Prompt: l'Appeso (meditazione/devozione), il Sole (vanità/egocentrismo), la Temperanza (empatia/interiorità)
Lunghezza: 3279 parole



Se dovessi pensare a un colore che possa descrivere l'altra metà del mio Contratto, sarebbe di certo l'oro. 
Non per la patina di ombretto che sparge sulle sue palpebre o per i pendenti e i grandi anelli che indossa, nè tantomeno per i suoi lunghi capelli biondi.
Semplicemente, lui è oro allo stesso modo in cui il Sole è luce e calore. 
Lo emana in ogni aspetto del suo essere senza mai forzarlo, assorbe e amplifica ogni brandello di luce si posi su di sé. 
E, oltretutto, sembra trarre un sadico divertimento nell'osservare gli sforzi di chi cerca di raggiungerlo. 
Che sia per somigliargli, godere della sua fama riflessa o distruggerlo, è come se nessuna creatura senziente possa ignorarlo. 
Come se fosse impossibile non avere un'opinione su Atlas Fowley.

C'è dell'oro nella musicalità della sua voce quando mi sospira un "Dai, Cesare, muoviti!" attraverso la luce arancio di Piazza Vittorio, con un mezzo sorriso dipinto sulle labbra sottili e il fantasma di quel suo accento scot attorcigliato alla lingua.
Oro è nelle pagliuzze dei suoi occhi verdi, quando avanza attraverso il popolo fatato raccolto sul Lungo Po come se ne fosse il padrone. 
Oro nella sua magia, negli incanti che solo il Maestro di Arti Illusorie sa creare. 
Tralicci di luce seguono le punte affusolate delle sue unghie chiare. 
Lucciole e farfalle luminose sciàmano da sotto il drappeggio del suo mantello e fanno sbocciare fiori esotici dai mille colori ovunque si posino. 
Atlas avanza nel più generale stupore, anche se questo spettacolo lo ripete ogni volta venga invitato. 
Io stesso, però, non posso che rimanerne puntualmente incantato. 
Un'ultima piroetta, un ultimo tocco di fiamma per illuminare i visi rapiti degli ospiti della Corte, poi giunge con un inchino di fronte al trono della Regina Seelie in persona. 
Ha una calla in mano e un sorriso ad arricciargli il rossetto borgogna sul labbro superiore.
Dopo la sua spettacolare entrée, la forma si scioglie e lui confabula fitto con la signora di quella notte.
Discorrono affabili e informali, come fossero amici di lungo corso, mentre io me ne resto ad un angolo del bar, rigirando il ghiaccio di un Gin Lemon.

A volte, ho la sensazione di non appartenergli. 
Sento che il contratto che ci ha legati come stregoni é ìmpari e io non sono che una zavorra per il suo talento. 
Il suo posto dovrebbe essere sempre qui, a illuminare il volto d'ebano della regina con storie e magie incredibili, non con uno squattrinato meccanico che, con anni di buona volontà buttata alle ortiche, non riesce ancora a fare più di qualche trucchetto. 
Ma nella folla riesco sempre a pescare il suo sguardo. 
Talvolta, distoglie gli occhi dalle iridi bianche della sua interlocutrice e cerca il nero delle mie. 
Mi rassicura che si libererà presto da quell'onorevole impiccio.
Allora gli sorrido tiepido, anche se la voce alle mie spalle é troppo chiassosa e maleducata per un evento del genere. 
"Uscito dalla tua tana di umani, Fowley?
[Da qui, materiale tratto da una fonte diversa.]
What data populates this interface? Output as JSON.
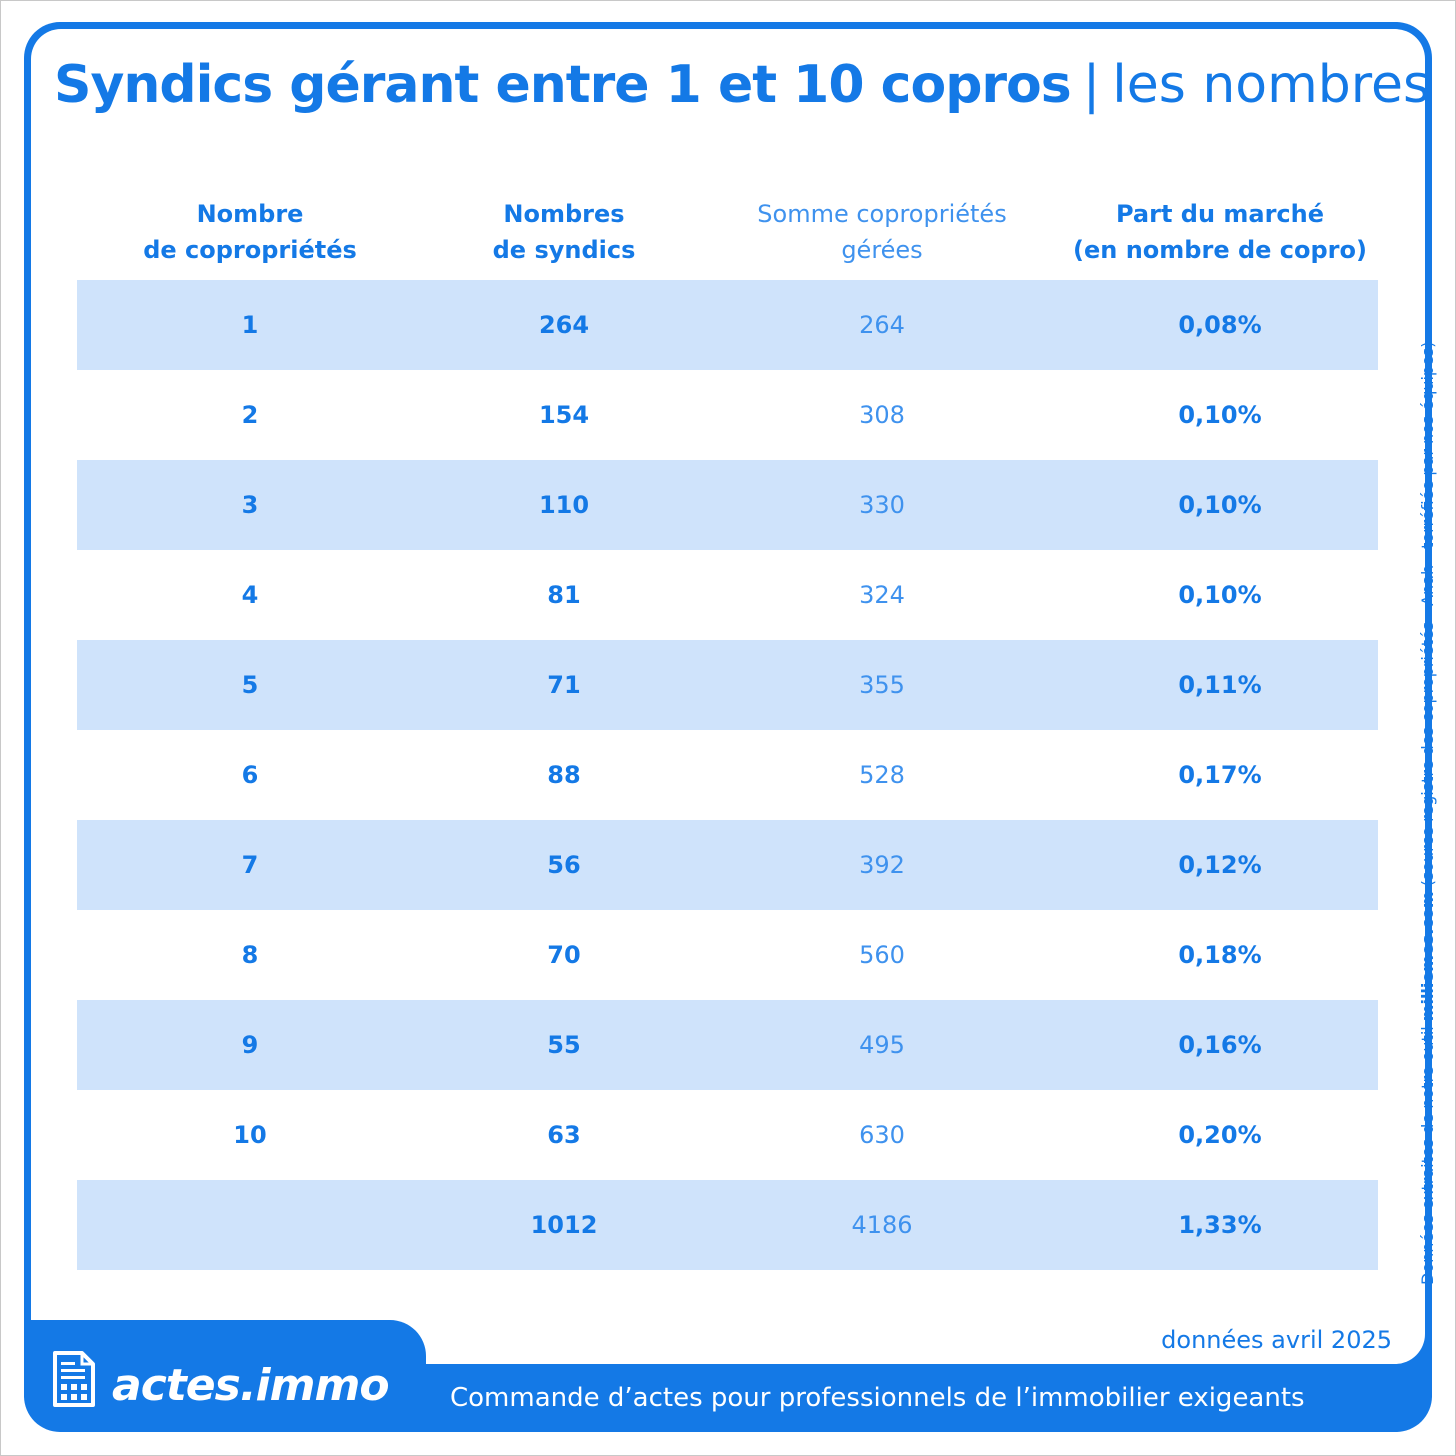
{
  "title": {
    "strong": "Syndics gérant entre 1 et 10 copros",
    "separator": "|",
    "light": "les nombres"
  },
  "chart_data": {
    "type": "table",
    "columns": [
      "Nombre\nde copropriétés",
      "Nombres\nde syndics",
      "Somme copropriétés\ngérées",
      "Part du marché\n(en nombre de copro)"
    ],
    "rows": [
      [
        "1",
        "264",
        "264",
        "0,08%"
      ],
      [
        "2",
        "154",
        "308",
        "0,10%"
      ],
      [
        "3",
        "110",
        "330",
        "0,10%"
      ],
      [
        "4",
        "81",
        "324",
        "0,10%"
      ],
      [
        "5",
        "71",
        "355",
        "0,11%"
      ],
      [
        "6",
        "88",
        "528",
        "0,17%"
      ],
      [
        "7",
        "56",
        "392",
        "0,12%"
      ],
      [
        "8",
        "70",
        "560",
        "0,18%"
      ],
      [
        "9",
        "55",
        "495",
        "0,16%"
      ],
      [
        "10",
        "63",
        "630",
        "0,20%"
      ],
      [
        "",
        "1012",
        "4186",
        "1,33%"
      ]
    ]
  },
  "source_note": {
    "prefix": "Données extraites de notre outil ",
    "bold": "milliemes.com",
    "suffix": " (source registre des copropriétés - Anah - torréfiée par nos équipes)"
  },
  "data_date": "données avril 2025",
  "brand": "actes.immo",
  "tagline": "Commande d’actes pour professionnels de l’immobilier exigeants",
  "colors": {
    "brand_blue": "#1479e6",
    "row_shade": "#cfe3fb",
    "white": "#ffffff"
  },
  "icons": [
    "document-building-icon"
  ]
}
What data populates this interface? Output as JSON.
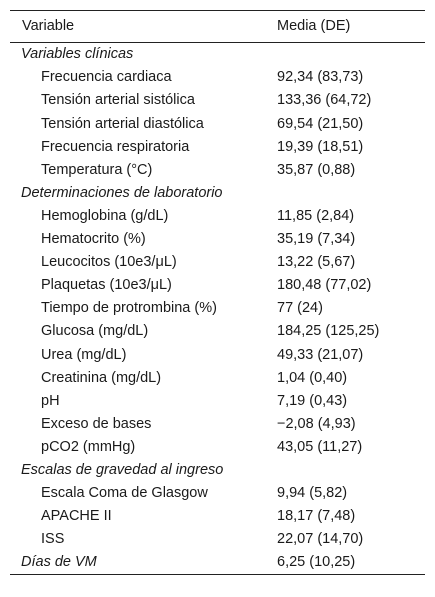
{
  "header": {
    "variable": "Variable",
    "value": "Media (DE)"
  },
  "sections": [
    {
      "title": "Variables clínicas",
      "rows": [
        {
          "label": "Frecuencia cardiaca",
          "value": "92,34 (83,73)"
        },
        {
          "label": "Tensión arterial sistólica",
          "value": "133,36 (64,72)"
        },
        {
          "label": "Tensión arterial diastólica",
          "value": "69,54 (21,50)"
        },
        {
          "label": "Frecuencia respiratoria",
          "value": "19,39 (18,51)"
        },
        {
          "label": "Temperatura (°C)",
          "value": "35,87 (0,88)"
        }
      ]
    },
    {
      "title": "Determinaciones de laboratorio",
      "rows": [
        {
          "label": "Hemoglobina (g/dL)",
          "value": "11,85 (2,84)"
        },
        {
          "label": "Hematocrito (%)",
          "value": "35,19 (7,34)"
        },
        {
          "label": "Leucocitos (10e3/μL)",
          "value": "13,22 (5,67)"
        },
        {
          "label": "Plaquetas (10e3/μL)",
          "value": "180,48 (77,02)"
        },
        {
          "label": "Tiempo de protrombina (%)",
          "value": "77 (24)"
        },
        {
          "label": "Glucosa (mg/dL)",
          "value": "184,25 (125,25)"
        },
        {
          "label": "Urea (mg/dL)",
          "value": "49,33 (21,07)"
        },
        {
          "label": "Creatinina (mg/dL)",
          "value": "1,04 (0,40)"
        },
        {
          "label": "pH",
          "value": "7,19 (0,43)"
        },
        {
          "label": "Exceso de bases",
          "value": "−2,08 (4,93)"
        },
        {
          "label": "pCO2 (mmHg)",
          "value": "43,05 (11,27)"
        }
      ]
    },
    {
      "title": "Escalas de gravedad al ingreso",
      "rows": [
        {
          "label": "Escala Coma de Glasgow",
          "value": "9,94 (5,82)"
        },
        {
          "label": "APACHE II",
          "value": "18,17 (7,48)"
        },
        {
          "label": "ISS",
          "value": "22,07 (14,70)"
        }
      ]
    }
  ],
  "footer_row": {
    "label": "Días de VM",
    "value": "6,25 (10,25)"
  }
}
Pensavo che in un posto simile non ce li volessero, quelli come te." 
Vedo il suo volto oscurarsi per un istante, mentre la folla fa ala a due giovani uomini. 
Uno di questi, quello con il chiodo nero e i capelli ingellati sullo scalpo, è quello che ha avanzato l'accusa.
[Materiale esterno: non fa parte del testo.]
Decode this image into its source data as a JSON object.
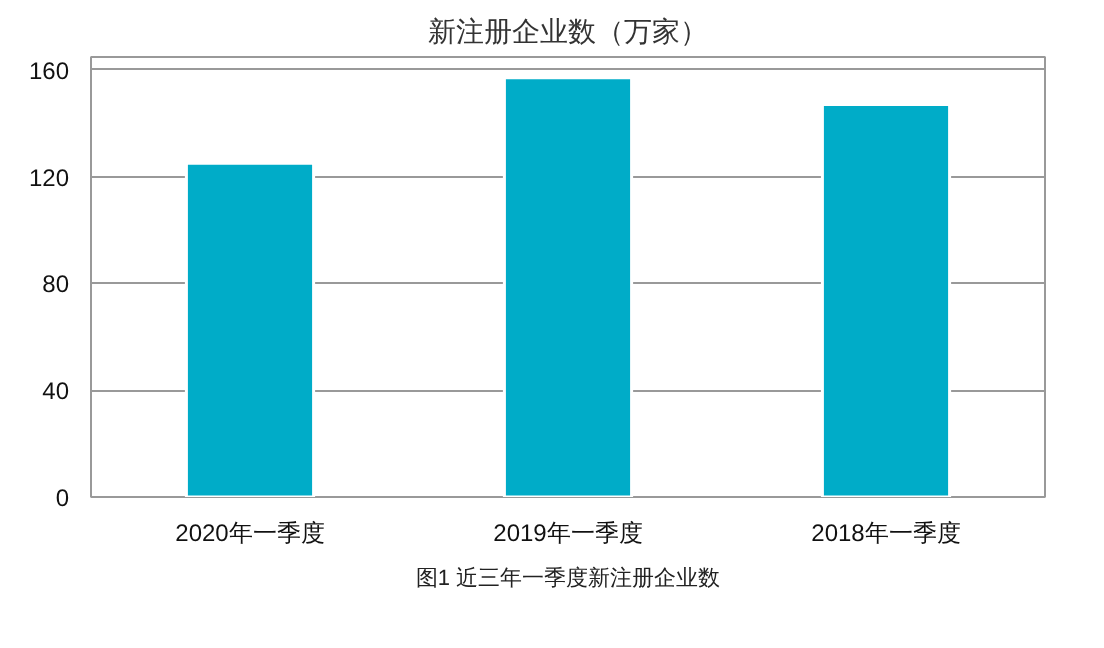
{
  "chart_data": {
    "type": "bar",
    "title": "新注册企业数（万家）",
    "categories": [
      "2020年一季度",
      "2019年一季度",
      "2018年一季度"
    ],
    "values": [
      125,
      157,
      147
    ],
    "color": "#00acc8",
    "ylim": [
      0,
      160
    ],
    "yticks": [
      0,
      40,
      80,
      120,
      160
    ],
    "grid": "y",
    "annotations": [
      "图1 近三年一季度新注册企业数"
    ]
  }
}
Attendendo la replica, ogni respiro viene sospeso. 
Perfino la musica é stata messa in standby e ora giace muta tra le braccia di un sottofondo di statica.
Con un teatrale giro del capo, assicurandosi che stia davvero parlando con lui, Atlas scende lentamente i gradini del piccolo palco su cui era appollaiato a chiaccherare e mi rivolge uno sguardo rassicurante.
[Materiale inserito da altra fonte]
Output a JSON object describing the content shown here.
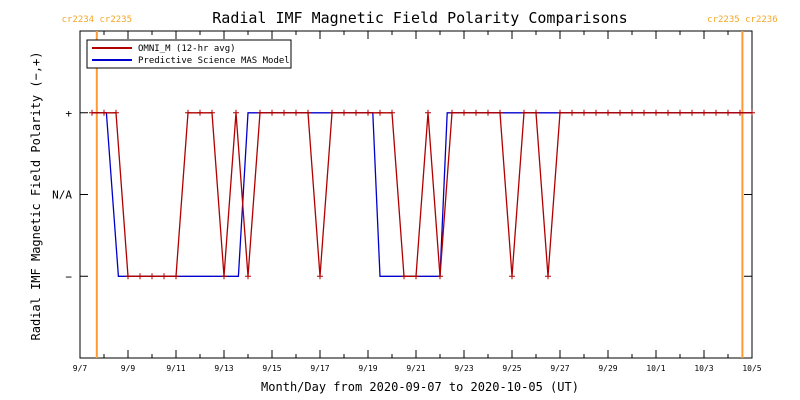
{
  "chart_data": {
    "type": "line",
    "title": "Radial IMF Magnetic Field Polarity Comparisons",
    "xlabel": "Month/Day from 2020-09-07 to 2020-10-05 (UT)",
    "ylabel": "Radial IMF Magnetic Field Polarity (−,+)",
    "x_tick_labels": [
      "9/7",
      "9/9",
      "9/11",
      "9/13",
      "9/15",
      "9/17",
      "9/19",
      "9/21",
      "9/23",
      "9/25",
      "9/27",
      "9/29",
      "10/1",
      "10/3",
      "10/5"
    ],
    "xlim": [
      0,
      28
    ],
    "ylim": [
      -2,
      2
    ],
    "y_ticks": [
      {
        "value": 1,
        "label": "+"
      },
      {
        "value": 0,
        "label": "N/A"
      },
      {
        "value": -1,
        "label": "−"
      }
    ],
    "carrington_markers": [
      {
        "x": 0.7,
        "label": "cr2234 cr2235",
        "color": "#ff9933"
      },
      {
        "x": 27.6,
        "label": "cr2235 cr2236",
        "color": "#ff9933"
      }
    ],
    "legend_position": "top-left",
    "series": [
      {
        "name": "OMNI_M (12-hr avg)",
        "color": "#b00000",
        "marker": "+",
        "points": [
          [
            0.5,
            1
          ],
          [
            1.0,
            1
          ],
          [
            1.5,
            1
          ],
          [
            2.0,
            -1
          ],
          [
            2.5,
            -1
          ],
          [
            3.0,
            -1
          ],
          [
            3.5,
            -1
          ],
          [
            4.0,
            -1
          ],
          [
            4.5,
            1
          ],
          [
            5.0,
            1
          ],
          [
            5.5,
            1
          ],
          [
            6.0,
            -1
          ],
          [
            6.5,
            1
          ],
          [
            7.0,
            -1
          ],
          [
            7.5,
            1
          ],
          [
            8.0,
            1
          ],
          [
            8.5,
            1
          ],
          [
            9.0,
            1
          ],
          [
            9.5,
            1
          ],
          [
            10.0,
            -1
          ],
          [
            10.5,
            1
          ],
          [
            11.0,
            1
          ],
          [
            11.5,
            1
          ],
          [
            12.0,
            1
          ],
          [
            12.5,
            1
          ],
          [
            13.0,
            1
          ],
          [
            13.5,
            -1
          ],
          [
            14.0,
            -1
          ],
          [
            14.5,
            1
          ],
          [
            15.0,
            -1
          ],
          [
            15.5,
            1
          ],
          [
            16.0,
            1
          ],
          [
            16.5,
            1
          ],
          [
            17.0,
            1
          ],
          [
            17.5,
            1
          ],
          [
            18.0,
            -1
          ],
          [
            18.5,
            1
          ],
          [
            19.0,
            1
          ],
          [
            19.5,
            -1
          ],
          [
            20.0,
            1
          ],
          [
            20.5,
            1
          ],
          [
            21.0,
            1
          ],
          [
            21.5,
            1
          ],
          [
            22.0,
            1
          ],
          [
            22.5,
            1
          ],
          [
            23.0,
            1
          ],
          [
            23.5,
            1
          ],
          [
            24.0,
            1
          ],
          [
            24.5,
            1
          ],
          [
            25.0,
            1
          ],
          [
            25.5,
            1
          ],
          [
            26.0,
            1
          ],
          [
            26.5,
            1
          ],
          [
            27.0,
            1
          ],
          [
            27.5,
            1
          ],
          [
            28.0,
            1
          ]
        ]
      },
      {
        "name": "Predictive Science MAS Model",
        "color": "#0000cc",
        "points": [
          [
            0.5,
            1
          ],
          [
            1.1,
            1
          ],
          [
            1.6,
            -1
          ],
          [
            6.6,
            -1
          ],
          [
            7.0,
            1
          ],
          [
            12.2,
            1
          ],
          [
            12.5,
            -1
          ],
          [
            15.0,
            -1
          ],
          [
            15.3,
            1
          ],
          [
            28.0,
            1
          ]
        ]
      }
    ]
  }
}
Sa che scatterei come una bestia, se quell'idiota osasse dire mezza parola di troppo: non sarò un grande mago, ma in una rissa so incassare e, soprattutto, so picchiare forte.
"Quelli come me cosa, Ferraris?" domanda pacato, ma dedicandogli al contempo una superba smorfia di taglio.
L'interpellato sbuffa, come se gli desse fastidio che il suo nome sia finito per l'ennesima volta tanto esposto.
"Quelli a metà." rivela con strafottenza, spalleggiato da quel colosso di Boero "Un mezzo inglese, con un mezzo contratto con una mezza tacca, che fa finta di essere un mezzo uomo. Non mi stupisco che non partecipi alle battaglie magiche: io mi sotterrerei, se fossi in te."
Ecco, l'ha detto. 
Schifoso bastardo, se speri che tu e quel deficiente del tuo compare ne uscirete senza le ossa rotte... speri giusto.
Stavolta speri giusto, perché Atlas sospira, ruotando gli occhi che finiscono ancora una volta su di me, facendomi riportare il baricentro più verso lo schienale dello sgabello.
Lui e la sua dannata mania di fare da solo, tutto da solo, sempre da solo. 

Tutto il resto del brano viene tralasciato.